3. The “in-love” experience vs emotional needs
He says that one reason that people stop feeling the love after marriage is that in the first two years they have something called the “in-love” experience. That is the stage of infatuation that feels like deep love to many.
Biologically speaking this is probably our body’s way of pushing the agenda of propagating the human race. During this time people seem to only see how perfect and wonderful their partners are.
4. Acting on your loved one’s primary love-language
After that phase goes away, their love tank may start to run empty because now their emotional needs are not being met. And the way to create and maintain love and warmth in relationships is to do things for your partner according to their primary love language.
For example, if your partner’s love language is Acts of Service, and you learn that they feel loved and taken care of if you did the laundry for them, then even if it feels unnatural for you, you do the laundry. Or if their language is Receiving Gifts, then you train yourself to become creative in giving gifts.
5. Love languages have their own dialects
Another interesting thing he mentioned is that there are dialects even within one language, and to make sure you fill the love tank of your loved ones, you should learn the proper dialect.
For example, if we look at the love language Quality Time, then maybe one person wants their loved ones to join them in activities like sports or housework, whereas another person might find it more fulfilling if their loved ones have good quality conversations with them regularly.
6. Taking action and making changes
Usually, he gave people the advice to start taking action on the primary loved language of their partners twice or thrice a week for two months to see any changes and ask partners for feedback. And then keep doing it regularly throughout life to stay happy and fulfilled together.
One thing I realized while reading this book is that if you have complaints against other people, try to see the nature of those complaints. The thing you complain about not getting often might be your love language.
And afterwards, it’s important to recognize that even if other people are not speaking the same language, there may be other ways they are consistently showing you their love, which one can be grateful for.

💭 Some last thoughts
Overall, this book seems to have very useful concepts that can be put to practice right away in one’s daily life. So in that sense, you could say this book is life-changing. Especially for people struggling with these problems in relationships.
Dr. Champan mentioned many many examples of couples who were in a bad place, and after starting to show their love to each other in the right way, their relationships transformed.
However, I also wish that he explored more of what cases there might be when these practices don’t work. What are the limits of the bad state of someone’s relationship where it may be better to leave than to stay? I think there wasn’t much exploration of that, although some relationships discussed here that eventually recovered were in a pretty bad state.
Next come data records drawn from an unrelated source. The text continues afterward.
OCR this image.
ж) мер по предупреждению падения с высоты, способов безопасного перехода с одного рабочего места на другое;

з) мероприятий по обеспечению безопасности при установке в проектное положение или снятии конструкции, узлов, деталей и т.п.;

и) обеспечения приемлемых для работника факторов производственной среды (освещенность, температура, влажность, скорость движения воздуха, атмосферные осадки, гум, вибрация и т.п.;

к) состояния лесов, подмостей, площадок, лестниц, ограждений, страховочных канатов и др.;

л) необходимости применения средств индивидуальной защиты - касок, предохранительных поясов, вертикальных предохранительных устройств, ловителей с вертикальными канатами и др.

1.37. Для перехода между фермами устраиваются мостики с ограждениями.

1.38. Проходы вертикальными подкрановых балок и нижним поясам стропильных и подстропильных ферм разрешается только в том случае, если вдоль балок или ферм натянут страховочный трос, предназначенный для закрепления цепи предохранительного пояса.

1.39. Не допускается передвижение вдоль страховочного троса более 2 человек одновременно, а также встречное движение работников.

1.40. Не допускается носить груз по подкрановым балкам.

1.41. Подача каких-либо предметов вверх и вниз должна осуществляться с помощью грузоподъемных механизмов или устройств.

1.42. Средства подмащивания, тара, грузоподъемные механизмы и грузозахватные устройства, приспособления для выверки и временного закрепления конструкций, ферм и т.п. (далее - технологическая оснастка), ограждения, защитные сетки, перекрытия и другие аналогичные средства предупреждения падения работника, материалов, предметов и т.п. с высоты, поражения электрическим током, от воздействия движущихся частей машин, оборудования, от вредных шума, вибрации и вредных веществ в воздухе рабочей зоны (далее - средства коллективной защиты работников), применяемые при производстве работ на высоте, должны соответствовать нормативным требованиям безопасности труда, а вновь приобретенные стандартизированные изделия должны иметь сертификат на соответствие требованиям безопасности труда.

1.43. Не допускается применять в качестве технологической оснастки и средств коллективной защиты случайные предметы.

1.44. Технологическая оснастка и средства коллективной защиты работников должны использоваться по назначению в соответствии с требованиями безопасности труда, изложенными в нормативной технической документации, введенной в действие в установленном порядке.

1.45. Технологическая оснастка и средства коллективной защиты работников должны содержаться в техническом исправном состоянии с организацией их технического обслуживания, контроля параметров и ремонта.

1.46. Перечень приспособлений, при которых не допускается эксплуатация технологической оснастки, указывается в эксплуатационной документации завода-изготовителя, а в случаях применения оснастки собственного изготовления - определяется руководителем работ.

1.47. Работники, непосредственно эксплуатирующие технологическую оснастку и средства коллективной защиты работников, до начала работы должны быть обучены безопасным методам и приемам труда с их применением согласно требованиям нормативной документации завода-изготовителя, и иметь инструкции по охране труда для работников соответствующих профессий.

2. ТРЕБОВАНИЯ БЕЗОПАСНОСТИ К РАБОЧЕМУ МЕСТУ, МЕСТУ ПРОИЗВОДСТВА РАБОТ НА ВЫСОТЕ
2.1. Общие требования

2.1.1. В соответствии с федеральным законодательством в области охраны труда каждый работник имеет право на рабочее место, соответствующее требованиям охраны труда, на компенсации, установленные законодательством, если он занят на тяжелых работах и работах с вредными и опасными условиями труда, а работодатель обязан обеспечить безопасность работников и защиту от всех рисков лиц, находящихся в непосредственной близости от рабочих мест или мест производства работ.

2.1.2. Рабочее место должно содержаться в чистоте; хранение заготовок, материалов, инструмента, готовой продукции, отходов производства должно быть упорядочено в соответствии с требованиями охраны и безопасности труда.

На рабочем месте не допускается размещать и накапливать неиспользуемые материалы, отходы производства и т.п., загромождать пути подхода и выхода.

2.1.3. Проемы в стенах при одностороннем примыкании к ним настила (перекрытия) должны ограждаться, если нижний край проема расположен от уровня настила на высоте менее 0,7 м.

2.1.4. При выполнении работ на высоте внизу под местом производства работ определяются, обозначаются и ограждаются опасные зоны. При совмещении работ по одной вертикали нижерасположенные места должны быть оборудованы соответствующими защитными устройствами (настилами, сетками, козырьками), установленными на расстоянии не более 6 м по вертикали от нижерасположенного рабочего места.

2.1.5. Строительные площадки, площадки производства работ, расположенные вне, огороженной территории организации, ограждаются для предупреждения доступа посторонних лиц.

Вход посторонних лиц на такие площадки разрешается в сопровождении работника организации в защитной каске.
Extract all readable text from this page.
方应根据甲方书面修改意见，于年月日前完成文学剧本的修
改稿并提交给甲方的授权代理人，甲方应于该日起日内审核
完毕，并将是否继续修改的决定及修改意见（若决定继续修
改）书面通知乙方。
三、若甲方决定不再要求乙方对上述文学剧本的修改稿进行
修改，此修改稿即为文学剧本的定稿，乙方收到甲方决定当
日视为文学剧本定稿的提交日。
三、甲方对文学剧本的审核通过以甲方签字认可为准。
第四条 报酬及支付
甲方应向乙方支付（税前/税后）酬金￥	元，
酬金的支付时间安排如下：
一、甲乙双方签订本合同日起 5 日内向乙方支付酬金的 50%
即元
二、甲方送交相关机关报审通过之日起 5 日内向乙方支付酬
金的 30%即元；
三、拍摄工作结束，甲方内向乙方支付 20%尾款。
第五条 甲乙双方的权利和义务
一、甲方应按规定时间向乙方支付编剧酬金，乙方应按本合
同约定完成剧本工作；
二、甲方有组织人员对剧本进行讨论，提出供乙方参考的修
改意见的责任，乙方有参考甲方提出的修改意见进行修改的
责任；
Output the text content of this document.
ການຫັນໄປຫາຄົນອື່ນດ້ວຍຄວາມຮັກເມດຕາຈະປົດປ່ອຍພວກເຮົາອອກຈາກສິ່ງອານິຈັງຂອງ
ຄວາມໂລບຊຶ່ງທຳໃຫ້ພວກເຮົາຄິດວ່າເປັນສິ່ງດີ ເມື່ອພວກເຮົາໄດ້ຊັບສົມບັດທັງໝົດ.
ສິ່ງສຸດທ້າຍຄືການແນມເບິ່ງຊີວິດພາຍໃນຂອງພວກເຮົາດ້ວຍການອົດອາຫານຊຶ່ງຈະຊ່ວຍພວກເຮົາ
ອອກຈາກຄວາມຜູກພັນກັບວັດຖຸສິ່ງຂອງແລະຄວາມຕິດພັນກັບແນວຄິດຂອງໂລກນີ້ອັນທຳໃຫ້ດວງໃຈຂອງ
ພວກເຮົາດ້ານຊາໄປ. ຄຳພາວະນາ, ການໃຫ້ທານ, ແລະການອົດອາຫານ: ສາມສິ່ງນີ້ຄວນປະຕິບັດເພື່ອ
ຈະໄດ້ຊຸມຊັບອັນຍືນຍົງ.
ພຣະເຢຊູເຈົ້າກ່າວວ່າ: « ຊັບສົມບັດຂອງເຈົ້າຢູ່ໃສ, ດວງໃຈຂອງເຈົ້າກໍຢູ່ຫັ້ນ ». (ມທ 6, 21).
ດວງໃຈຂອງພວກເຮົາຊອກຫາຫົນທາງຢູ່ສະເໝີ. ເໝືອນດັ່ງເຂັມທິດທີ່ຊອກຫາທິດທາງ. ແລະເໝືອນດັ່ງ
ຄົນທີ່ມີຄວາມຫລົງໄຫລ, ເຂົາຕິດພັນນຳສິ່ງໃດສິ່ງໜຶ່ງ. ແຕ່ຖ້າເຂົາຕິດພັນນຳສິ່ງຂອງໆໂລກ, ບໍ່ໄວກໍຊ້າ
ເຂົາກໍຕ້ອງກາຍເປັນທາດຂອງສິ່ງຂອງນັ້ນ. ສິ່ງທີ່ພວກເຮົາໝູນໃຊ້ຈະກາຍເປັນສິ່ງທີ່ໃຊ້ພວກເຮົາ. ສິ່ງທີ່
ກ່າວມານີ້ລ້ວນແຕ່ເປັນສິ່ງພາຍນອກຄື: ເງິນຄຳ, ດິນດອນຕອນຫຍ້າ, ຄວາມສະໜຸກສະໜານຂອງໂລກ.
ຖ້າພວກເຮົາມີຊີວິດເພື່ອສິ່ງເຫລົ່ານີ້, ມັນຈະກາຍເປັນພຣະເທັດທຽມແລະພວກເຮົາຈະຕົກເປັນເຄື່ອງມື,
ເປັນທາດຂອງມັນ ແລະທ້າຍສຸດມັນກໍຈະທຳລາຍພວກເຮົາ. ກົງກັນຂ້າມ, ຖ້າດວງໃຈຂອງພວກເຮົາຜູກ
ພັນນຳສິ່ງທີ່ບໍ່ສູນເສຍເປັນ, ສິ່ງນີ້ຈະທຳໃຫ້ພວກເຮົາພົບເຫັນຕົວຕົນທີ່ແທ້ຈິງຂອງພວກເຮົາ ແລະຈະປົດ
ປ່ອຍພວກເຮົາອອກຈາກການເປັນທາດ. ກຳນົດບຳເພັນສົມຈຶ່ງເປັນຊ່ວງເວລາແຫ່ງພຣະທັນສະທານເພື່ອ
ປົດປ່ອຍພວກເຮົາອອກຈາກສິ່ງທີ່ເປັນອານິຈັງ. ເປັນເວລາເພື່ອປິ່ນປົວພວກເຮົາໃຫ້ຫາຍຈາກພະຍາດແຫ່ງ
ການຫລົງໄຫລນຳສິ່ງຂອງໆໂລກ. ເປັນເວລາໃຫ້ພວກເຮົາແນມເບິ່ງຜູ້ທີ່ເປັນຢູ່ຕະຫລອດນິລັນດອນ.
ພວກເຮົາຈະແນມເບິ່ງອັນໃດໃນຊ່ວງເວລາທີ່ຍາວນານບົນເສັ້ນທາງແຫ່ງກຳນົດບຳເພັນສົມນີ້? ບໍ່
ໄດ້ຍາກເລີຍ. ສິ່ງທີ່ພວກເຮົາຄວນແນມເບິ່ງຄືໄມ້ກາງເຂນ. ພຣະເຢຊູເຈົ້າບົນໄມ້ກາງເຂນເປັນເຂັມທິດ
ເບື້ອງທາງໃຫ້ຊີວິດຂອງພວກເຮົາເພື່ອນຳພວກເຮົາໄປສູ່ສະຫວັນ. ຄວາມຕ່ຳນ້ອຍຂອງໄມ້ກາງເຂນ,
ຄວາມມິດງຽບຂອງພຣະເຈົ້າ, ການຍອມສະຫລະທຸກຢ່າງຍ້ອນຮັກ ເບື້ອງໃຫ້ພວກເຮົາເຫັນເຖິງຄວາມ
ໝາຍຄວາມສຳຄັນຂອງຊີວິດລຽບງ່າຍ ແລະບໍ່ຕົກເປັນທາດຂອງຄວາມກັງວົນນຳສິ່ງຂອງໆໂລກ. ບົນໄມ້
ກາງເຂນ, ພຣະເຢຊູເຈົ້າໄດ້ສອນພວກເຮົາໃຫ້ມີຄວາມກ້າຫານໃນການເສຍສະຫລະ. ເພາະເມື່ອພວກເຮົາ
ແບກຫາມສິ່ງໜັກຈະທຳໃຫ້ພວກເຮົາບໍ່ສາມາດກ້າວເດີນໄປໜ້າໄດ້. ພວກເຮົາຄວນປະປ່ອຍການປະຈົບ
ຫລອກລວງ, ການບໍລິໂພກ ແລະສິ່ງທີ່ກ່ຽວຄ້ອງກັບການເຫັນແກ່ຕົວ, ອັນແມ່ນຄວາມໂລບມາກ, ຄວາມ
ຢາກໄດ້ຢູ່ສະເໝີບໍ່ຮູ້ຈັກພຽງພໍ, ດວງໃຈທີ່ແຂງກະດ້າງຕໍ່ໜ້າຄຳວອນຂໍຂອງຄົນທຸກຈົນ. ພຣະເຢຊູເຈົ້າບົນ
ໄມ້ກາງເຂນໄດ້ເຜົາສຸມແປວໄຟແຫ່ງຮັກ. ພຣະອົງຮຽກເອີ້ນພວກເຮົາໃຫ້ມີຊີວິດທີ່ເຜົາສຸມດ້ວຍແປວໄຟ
I am also curious about whether the nature of being in a married relationship vs. other relationships has any differences when it comes to these concepts helping out.
My assumption is that perhaps this might not work out in dating relationships as effectively because there are fewer stakes to leaving your partner, rather than being patient and working things out in a marriage. But I could be wrong, and this is where there is a need for statistics, which was not a focus in this book.
📖 Conclusion and Review
Overall, this is one of the books I’m glad I came across than not. If you’re someone who would like to learn how to improve relationships with family and friends, then this book, or its counterpart for singles, may very well be worth a read.
I would rate it 4/5. The concepts may be very transformative if you come across them at the right time of your life because the book is so focused on practical advice (5/5). But the audience it reaches with the language used is limited mostly to married couples, and it is missing statistics and possible limitations of these approaches (3/5). Perhaps Dr. Chapman explores those things in some other books he has authored.